Cet article, je l’ai écrit avant celui-ci Fallait-il donc la goutte d’eau ? et je l’ai réservé jusqu’à aujourd’hui à la personne concernée. Il a été rédigé dans une période qui marque la fin de ma sécurisation.
Si je le sors aujourd’hui sur mon blog, c’est pour rendre hommage devant tout mes visiteuses et visiteurs, qu’ils sachent que dans l’ombre des personnes ont oeuvrées, pour me faire arriver doucement là ou j’en suis aujourd’hui.
L….. est l’une d’elle,
A L…..,
Il faut que tu me pardonnes de t’avoir fait subir mes outrances,
Il faut que tu me pardonnes de t’avoir parfois tant accablée,
Il faut que tu me pardonnes mes instabilitées, mes inconsistances,
Qui me rendent si difficiles à cerner, si imprévisibles,
Et qui te faisaient peur parfois,
Je crois bien qu’il n’y a pas qu’à toi.
Il faut que tu me pardonnes encore de n’avoir pas su recueillir
Pleinement, ce que tu étais capable et en mesure de m’amener
Je n’en ai saisi que trop peu de miettes,
Gaché par des exigences idéales innateignables pour toi,
Et tu avais toute à fait le droit de ne pas « en vouloir » davantage.

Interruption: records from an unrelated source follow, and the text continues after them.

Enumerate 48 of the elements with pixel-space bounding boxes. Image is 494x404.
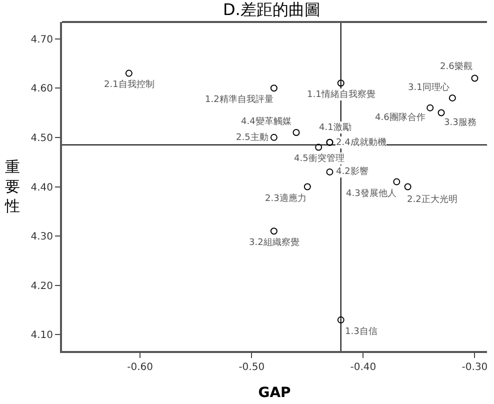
point [270, 228, 278, 235]
chart-title: D.差距的曲圖 [222, 0, 320, 20]
point [471, 74, 478, 82]
annotation: 2.1自我控制 [104, 79, 154, 90]
x-tick-label: -0.50 [238, 362, 265, 373]
point [304, 183, 311, 190]
x-tick-label: -0.40 [350, 362, 376, 373]
y-axis-title: 重要性 [4, 158, 20, 215]
annotation: 4.2影響 [336, 166, 368, 177]
x-tick-label: -0.60 [127, 362, 154, 373]
annotation: 2.3適應力 [265, 193, 306, 204]
point [270, 84, 278, 92]
y-tick-label: 4.30 [30, 232, 53, 243]
annotation: 1.1情緒自我察覺 [307, 89, 376, 100]
annotation: 3.2組織察覺 [249, 237, 300, 248]
point [315, 144, 322, 151]
y-tick-label: 4.10 [30, 330, 53, 342]
annotation: 2.5主動 [236, 132, 268, 143]
annotation: 3.3服務 [444, 117, 476, 128]
y-tick-label: 4.50 [30, 132, 53, 144]
annotation: 4.5衝突管理 [294, 153, 344, 164]
annotation: 1.3自信 [345, 326, 378, 337]
point [448, 94, 456, 102]
annotation: 2.6樂觀 [440, 61, 472, 72]
y-tick-label: 4.60 [30, 84, 53, 95]
point [404, 183, 412, 190]
annotation: 4.3發展他人 [346, 188, 396, 199]
annotation: 3.1同理心 [408, 82, 450, 93]
y-tick-label: 4.20 [30, 280, 53, 292]
x-axis-title: GAP [258, 384, 291, 401]
point [438, 109, 445, 116]
point [270, 134, 278, 141]
point [125, 70, 132, 77]
annotation: 4.4變革觸媒 [241, 116, 292, 127]
annotation: 2.4成就動機 [336, 137, 386, 148]
point [292, 128, 300, 136]
y-tick-label: 4.70 [30, 34, 53, 46]
annotation: 2.2正大光明 [407, 194, 458, 205]
y-tick-label: 4.40 [30, 182, 53, 194]
point [337, 80, 344, 87]
annotation: 4.6團隊合作 [375, 112, 426, 123]
point [326, 168, 334, 176]
point [337, 316, 344, 324]
point [393, 178, 400, 186]
annotation: 1.2精準自我評量 [205, 94, 274, 105]
annotation: 4.1激勵 [319, 122, 352, 133]
x-tick-label: -0.30 [462, 362, 488, 373]
point [426, 104, 434, 112]
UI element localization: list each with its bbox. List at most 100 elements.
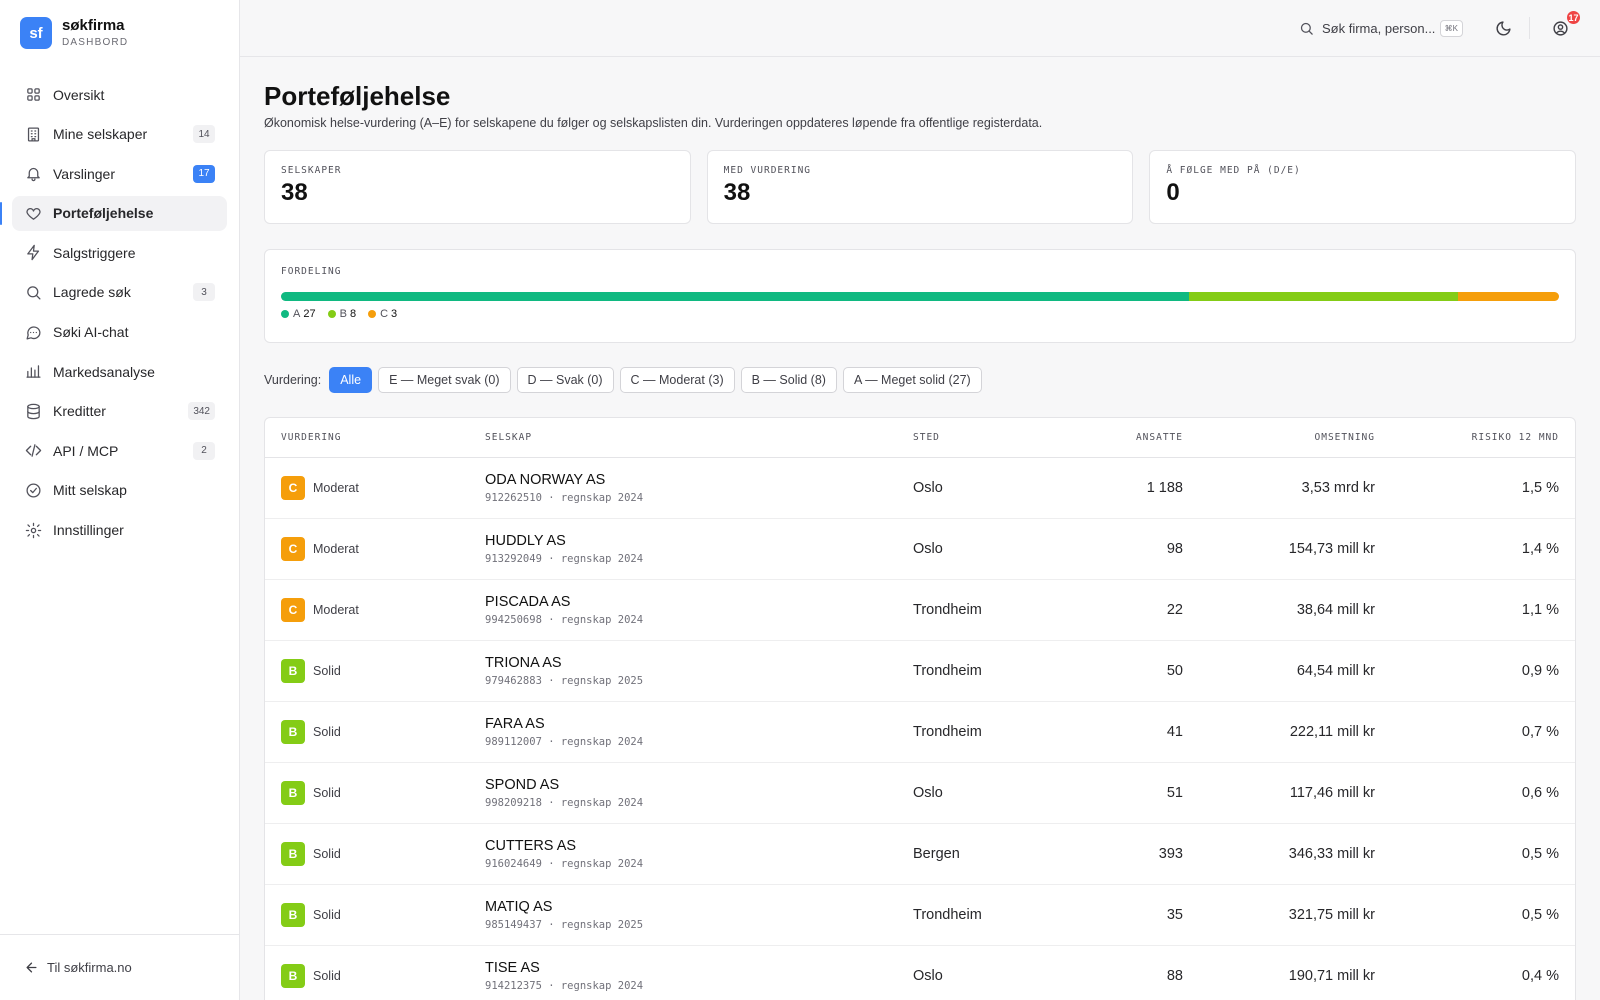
sidebar-item-salgstriggere[interactable]: Salgstriggere: [12, 235, 227, 270]
grade-label: Solid: [313, 847, 341, 862]
table-row[interactable]: C Moderat ODA NORWAY AS 912262510 · regnska…: [265, 458, 1575, 520]
distribution-bar: [281, 292, 1559, 302]
legend-grade: A: [293, 308, 301, 321]
company-name-link[interactable]: SPOND AS: [485, 777, 560, 794]
place-cell: Oslo: [913, 968, 943, 985]
table-row[interactable]: B Solid SPOND AS 998209218 · regnskap 2024 O…: [265, 763, 1575, 825]
filter-chip[interactable]: A — Meget solid (27): [842, 367, 982, 394]
place-cell: Oslo: [913, 480, 943, 497]
company-name-link[interactable]: TRIONA AS: [485, 655, 562, 672]
sidebar-item-søki-ai-chat[interactable]: Søki AI-chat: [12, 315, 227, 350]
bell-icon: [24, 165, 42, 183]
sidebar-item-api-mcp[interactable]: API / MCP 2: [12, 433, 227, 468]
page-content: Porteføljehelse Økonomisk helse-vurderin…: [240, 57, 1600, 1000]
company-name-link[interactable]: FARA AS: [485, 716, 545, 733]
filter-chip[interactable]: Alle: [329, 367, 373, 394]
sidebar-item-mitt-selskap[interactable]: Mitt selskap: [12, 473, 227, 508]
risk-cell: 0,4 %: [1521, 968, 1559, 985]
filter-chip[interactable]: D — Svak (0): [516, 367, 614, 394]
company-cell: HUDDLY AS 913292049 · regnskap 2024: [485, 533, 913, 565]
revenue-cell: 222,11 mill kr: [1289, 724, 1375, 741]
sidebar-item-innstillinger[interactable]: Innstillinger: [12, 513, 227, 548]
distribution-legend: A 27 B 8 C 3: [281, 308, 1559, 320]
column-header[interactable]: STED: [913, 432, 940, 444]
legend-count: 27: [303, 308, 316, 321]
rating-cell: B Solid: [281, 720, 485, 745]
grade-label: Solid: [313, 664, 341, 679]
table-row[interactable]: B Solid TRIONA AS 979462883 · regnskap 2025…: [265, 641, 1575, 703]
table-row[interactable]: B Solid TISE AS 914212375 · regnskap 2024 Os…: [265, 946, 1575, 1000]
grid-icon: [24, 86, 42, 104]
company-name-link[interactable]: ODA NORWAY AS: [485, 472, 606, 489]
legend-dot: [368, 310, 377, 319]
column-header[interactable]: OMSETNING: [1314, 432, 1375, 444]
table-row[interactable]: B Solid CUTTERS AS 916024649 · regnskap 202…: [265, 824, 1575, 886]
sidebar-item-kreditter[interactable]: Kreditter 342: [12, 394, 227, 429]
column-header[interactable]: SELSKAP: [485, 432, 533, 444]
company-name-link[interactable]: CUTTERS AS: [485, 838, 577, 855]
sidebar-item-markedsanalyse[interactable]: Markedsanalyse: [12, 354, 227, 389]
search-input[interactable]: Søk firma, person... ⌘K: [1289, 8, 1473, 48]
account-button[interactable]: 17: [1544, 9, 1582, 44]
sidebar-item-label: Mine selskaper: [53, 126, 148, 143]
legend-dot: [327, 310, 336, 319]
moon-icon: [1496, 20, 1511, 35]
place-cell: Bergen: [913, 846, 960, 863]
back-to-site-link[interactable]: Til søkfirma.no: [0, 934, 239, 1000]
check-circle-icon: [24, 481, 42, 499]
user-circle-icon: [1552, 20, 1568, 36]
grade-badge: B: [281, 903, 305, 928]
employees-cell: 35: [1166, 907, 1183, 924]
sidebar: sf søkfirma DASHBORD Oversikt Mine selska…: [0, 0, 240, 1000]
employees-cell: 50: [1166, 663, 1183, 680]
table-header: VURDERING SELSKAP STED ANSATTE OMSETNING RISI…: [265, 418, 1575, 459]
sidebar-item-oversikt[interactable]: Oversikt: [12, 77, 227, 112]
filter-chip[interactable]: B — Solid (8): [740, 367, 837, 394]
page-subtitle: Økonomisk helse-vurdering (A–E) for sels…: [264, 116, 1043, 131]
distribution-card: FORDELING A 27 B 8 C 3: [264, 249, 1576, 344]
legend-grade: C: [380, 308, 389, 321]
sidebar-item-varslinger[interactable]: Varslinger 17: [12, 156, 227, 191]
company-name-link[interactable]: PISCADA AS: [485, 594, 571, 611]
building-icon: [24, 125, 42, 143]
table-row[interactable]: C Moderat PISCADA AS 994250698 · regnskap 2…: [265, 580, 1575, 642]
database-icon: [24, 402, 42, 420]
brand[interactable]: sf søkfirma DASHBORD: [0, 0, 239, 66]
search-icon: [1300, 22, 1313, 35]
lightning-icon: [24, 244, 42, 262]
theme-toggle-button[interactable]: [1487, 12, 1519, 44]
stat-label: Å FØLGE MED PÅ (D/E): [1166, 165, 1301, 177]
sidebar-item-label: Kreditter: [53, 403, 106, 420]
sidebar-item-label: Lagrede søk: [53, 284, 131, 301]
sidebar-item-lagrede-søk[interactable]: Lagrede søk 3: [12, 275, 227, 310]
filter-chip[interactable]: E — Meget svak (0): [378, 367, 511, 394]
risk-cell: 1,1 %: [1521, 602, 1559, 619]
company-name-link[interactable]: HUDDLY AS: [485, 533, 566, 550]
revenue-cell: 346,33 mill kr: [1288, 846, 1375, 863]
sidebar-item-mine-selskaper[interactable]: Mine selskaper 14: [12, 117, 227, 152]
company-name-link[interactable]: TISE AS: [485, 960, 540, 977]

Et si je peux, dans un coin de ta mémoire, demeurer comme
Malgré tout, un bon souvenir, de bon moment,
De ne pas être taxé de fou, de folle, de maso, de je ne sais quoi,
Alors, je serais alors malgré tout heureux, de savoir que quelque part
En France, à E…, aujourd’hui, comme pour d’autres à I….,
Ou à L….,
Je suis tapi au fond de toi, et que ce que je suis
T’aura alors tout de même sinon intéressée profondémment,
En tout cas interpellée.
Oui, L…., je t’ai apprécié
Tu m’as beaucoup aidé
Rassurée,
Rendu ce travail pour lequel je ne suis pas fait
Supportable
Tu as su, comme A… avant,
Dissimuler mes insuffisances professionnelle
Moi qui ne suis pas assez constant pour assurer sans faute
Ce drôle de métier, si valorisant, et si dévalorisé,
Par ses propres acteurs.
Merci.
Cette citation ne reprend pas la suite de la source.